By, Tara Soprano – Injury Prevention Specialist
Heading out the door for a morning run may seem like a daunting task but with numerous health benefits you should reconsider hitting the snooze button. There is no shortage of evidence for the physical and mental health benefits of cardiovascular exercise like running.
Cardiovascular disease is the leading cause of death worldwide according to the Center for Disease Control. Participating in cardio based exercise can reduce the risk of diabetes, help lower blood pressure and resting heart rate, and overall reduce the risk for cardiovascular disease. The heart is a muscle and needs exercise, like any other muscle in the body, to become stronger and more efficient. Studies have shown completing 150 minutes of cardiovascular exercise per week significantly reduces mortality. Over the span of a week this could look like (5) 30-minute sessions. These sessions should be done at moderate intensity. A good gauge of moderate intensity is being able to hold a conversation in full or near full sentences while exercising.
Helps prevent neurodegenerative disease.
Neurodegenerative diseases are chronic conditions that affect the brain and neurons. Dementia, ALS, and Parkinsons are some examples of neurodegenerative diseases. Exercise stimulates the formation of new blood vessels and brain cell growth. The formation of these new structures can improve brain performance and prevent cognitive decline commonly associated with aging. Exercise really is the fountain of youth!
Getting up for your morning run also has a positive impact on your mental health.
Research has shown that moderate cardiovascular exercise has a positive impact on conditions like depression and anxiety. It is notable that any amount of physical activity, even below the recommended 150 minutes per week, had a positive impact on major depressive episodes and symptoms of depression and anxiety.
Viewing morning sunlight within one hour of waking has been shown to have a number of health benefits like improved sleep and performance. Viewing low angle morning sun stimulates the release of cortisol which is ideal in the morning hours. This early release of cortisol will help prepare your body for sleep later that night. Viewing morning sunlight on your run will also help regulate your circadian clock which is the body’s alarm clock for anticipating sleep and wake times.
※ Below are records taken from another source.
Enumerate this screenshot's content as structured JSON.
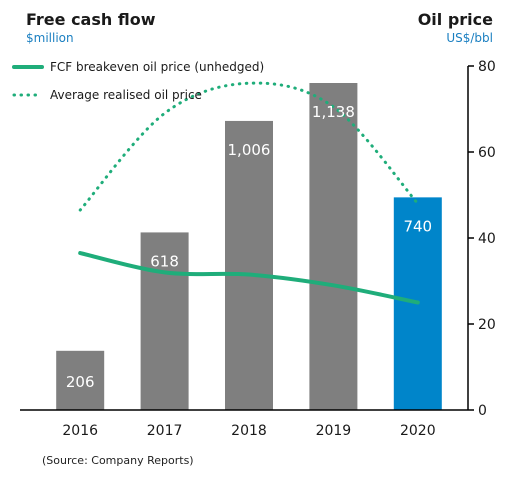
{
  "header": {
    "left_title": "Free cash flow",
    "left_unit": "$million",
    "right_title": "Oil price",
    "right_unit": "US$/bbl"
  },
  "source_note": "(Source: Company Reports)",
  "colors": {
    "bar_default": "#7f7f7f",
    "bar_highlight": "#0085ca",
    "line_series": "#1fad7a",
    "unit_text": "#1a7fc1"
  },
  "chart_data": {
    "type": "bar",
    "categories": [
      "2016",
      "2017",
      "2018",
      "2019",
      "2020"
    ],
    "bar_values": [
      206,
      618,
      1006,
      1138,
      740
    ],
    "bar_labels": [
      "206",
      "618",
      "1,006",
      "1,138",
      "740"
    ],
    "highlight_category": "2020",
    "left_axis": {
      "label": "Free cash flow",
      "unit": "$million",
      "ticks_shown": false
    },
    "right_axis": {
      "label": "Oil price",
      "unit": "US$/bbl",
      "ylim": [
        0,
        80
      ],
      "ticks": [
        "0",
        "20",
        "40",
        "60",
        "80"
      ]
    },
    "series": [
      {
        "name": "FCF breakeven oil price (unhedged)",
        "style": "solid",
        "axis": "right",
        "values": [
          36.5,
          32,
          31.5,
          29,
          25
        ]
      },
      {
        "name": "Average realised oil price",
        "style": "dotted",
        "axis": "right",
        "values": [
          46.5,
          69,
          76,
          70.5,
          48
        ]
      }
    ],
    "legend_position": "top-left",
    "grid": false
  }
}
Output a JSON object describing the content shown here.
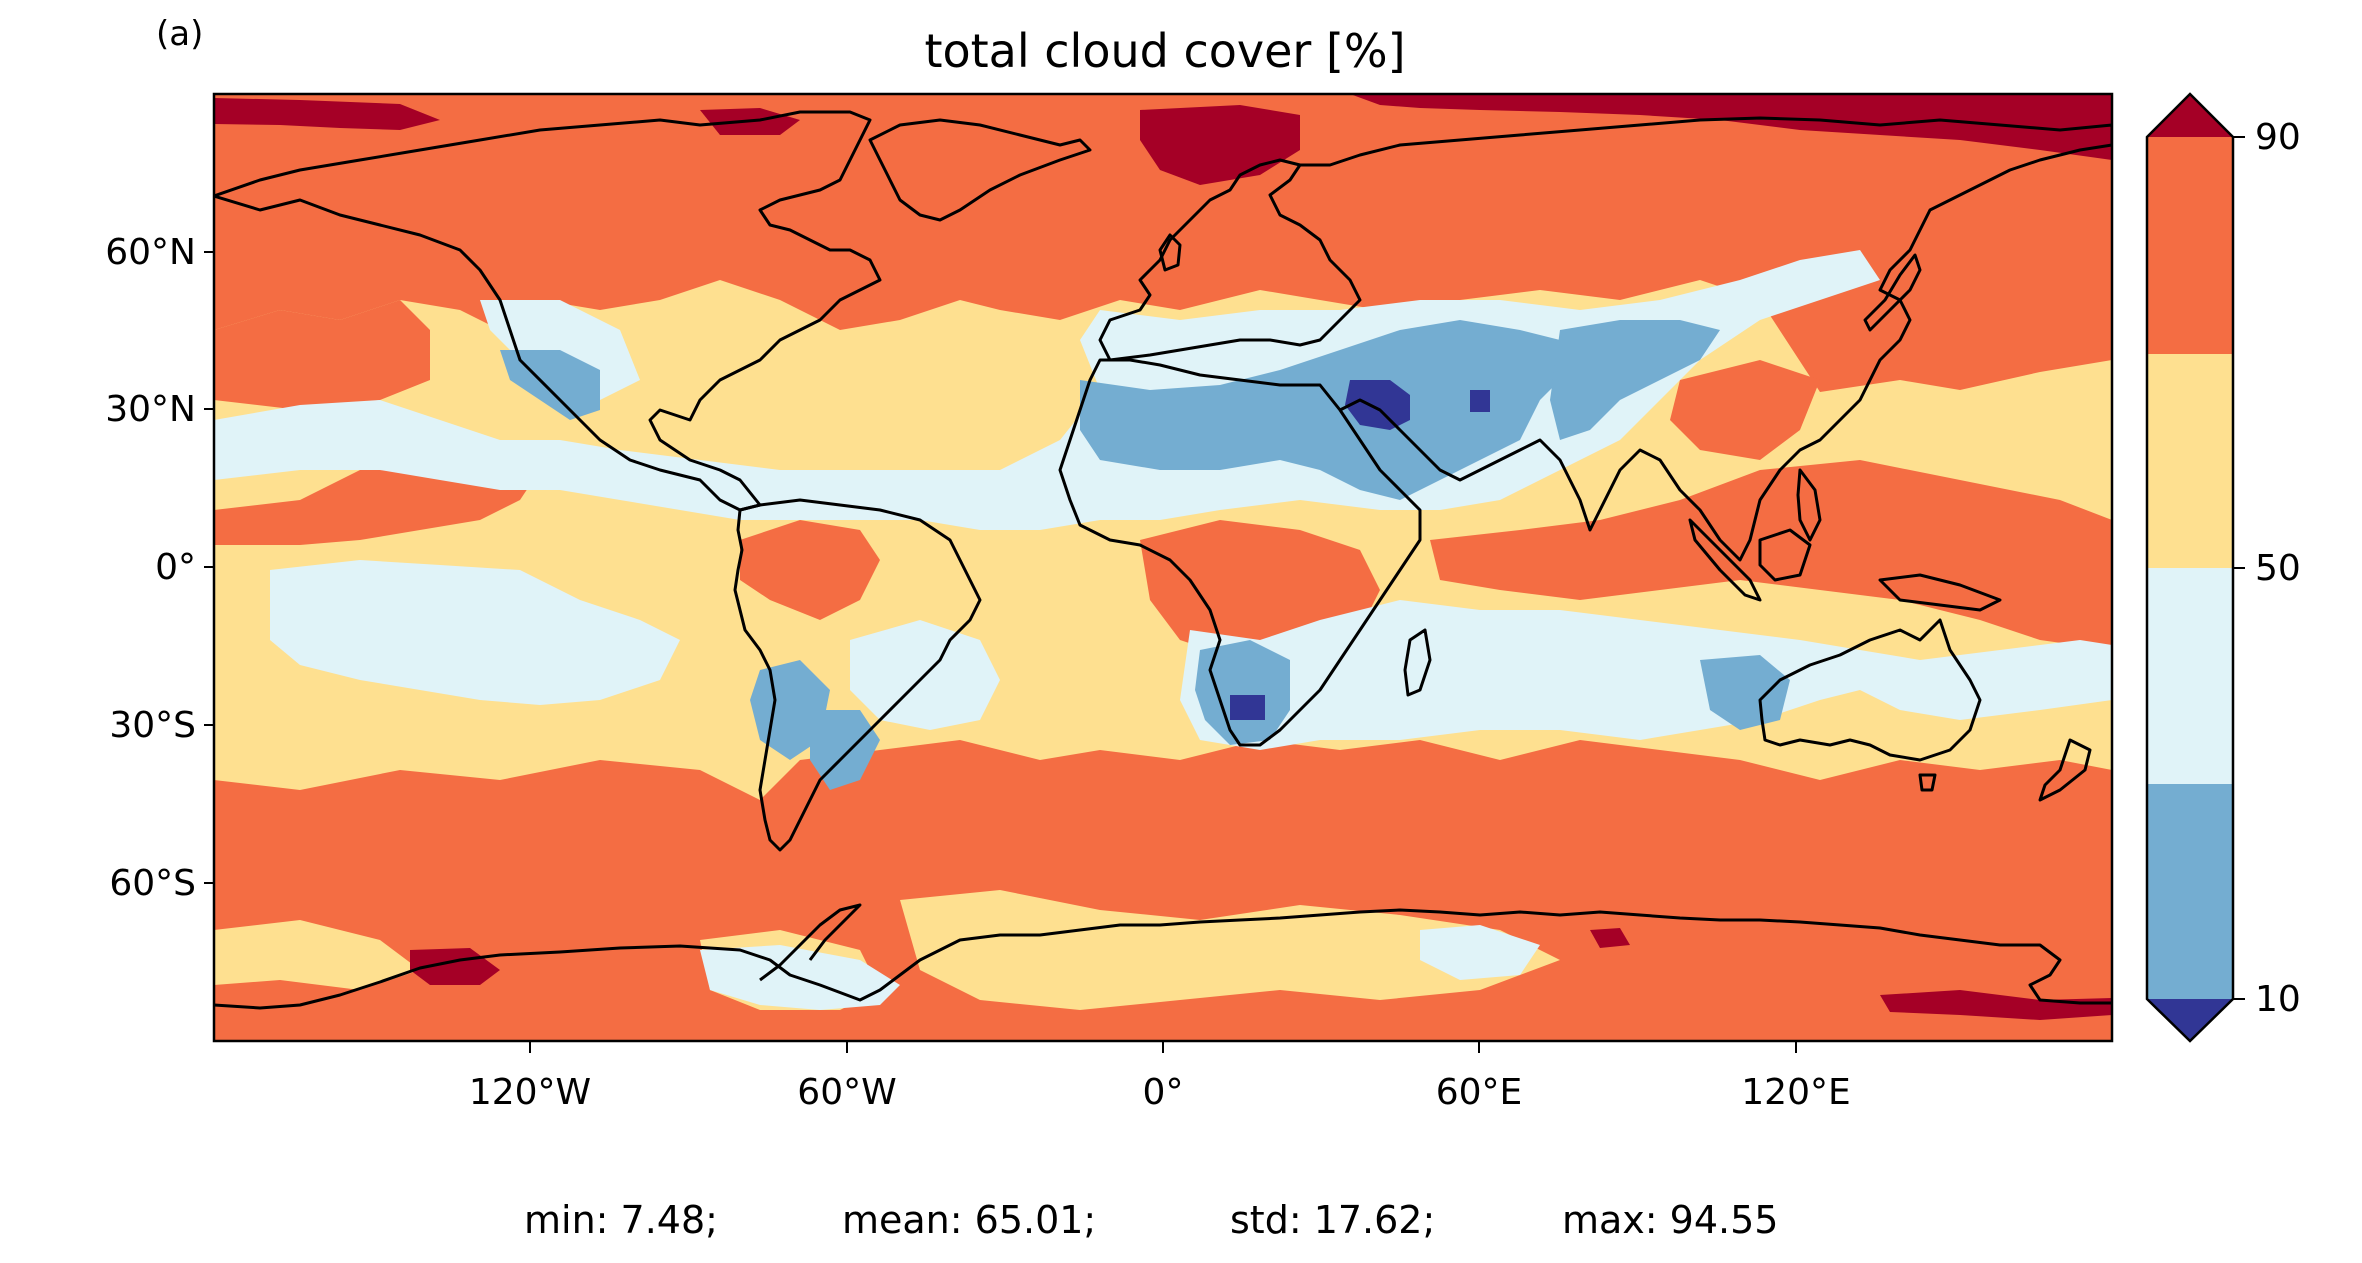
{
  "panel_label": "(a)",
  "title": "total cloud cover [%]",
  "map": {
    "projection": "PlateCarree",
    "lon_range": [
      -180,
      180
    ],
    "lat_range": [
      -90,
      90
    ],
    "lat_ticks": [
      "60°N",
      "30°N",
      "0°",
      "30°S",
      "60°S"
    ],
    "lon_ticks": [
      "120°W",
      "60°W",
      "0°",
      "60°E",
      "120°E"
    ],
    "coastlines": true
  },
  "colorbar": {
    "tick_labels": [
      "90",
      "50",
      "10"
    ],
    "levels": [
      10,
      30,
      50,
      70,
      90
    ],
    "extend": "both",
    "colors": {
      "below_10": "#313695",
      "10_30": "#74add1",
      "30_50": "#e0f3f8",
      "50_70": "#fee090",
      "70_90": "#f46d43",
      "above_90": "#a50026"
    }
  },
  "stats": {
    "min": "min: 7.48;",
    "mean": "mean: 65.01;",
    "std": "std: 17.62;",
    "max": "max: 94.55"
  }
}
If you are looking to make improvements in many areas of your life, starting with one anchor habit may be the trick.
Stacking your habits is a great way to start new habits by adding on to existing routines. For example, if you commit to a morning run you can improve your mobility by doing a quick five minute warm-up before. Using your morning run as your anchor habit can help make small 1% changes in other areas.
What could starting this new habit look like in practice? While 150 minutes a week is recommended for adults, beginners can work up to that with time. Keep the intensity moderate by using a walk/run combo until you are ready for the full 30 minutes. Alternate walking and running in a 1:1 ratio and slowly ramp up over time. Moderate intensity should feel like work but not so intense that you cannot speak in near full sentences.
Getting out the door for a run in the morning has positive mental and physical health benefits. 30 minutes a day of a moderate intensity run or jog can improve your mood, keep cardiovascular disease at bay, help you get better sleep at night, and could unlock more 1% changes with your new found routine.
About Injury Prevention Specialist Tara Soprano:
Tara Soprano is an Injury Prevention Specialist and an athletic trainer working in the suburbs of Chicago. She received her BS in athletic training from West Chester University of PA and MS in rehabilitation science from California University of PA. Tara has worked in a variety of settings including high school and collegiate sports, sports medicine, orthopedic surgery, and human performance.
About O2X Human Performance:
O2X Human Performance provides comprehensive, science-backed programs to hundreds of public safety departments, federal agencies, and the military. O2X works with clients to elevate culture, improve mental and physical wellbeing, support healthy lifestyles, and reduce healthcare costs associated with injuries and illnesses. Driven by results and cutting edge research, O2X programs are designed and delivered by a team of Special Operations veterans, high level athletes, and hundreds of leading experts in their respective fields of human performance.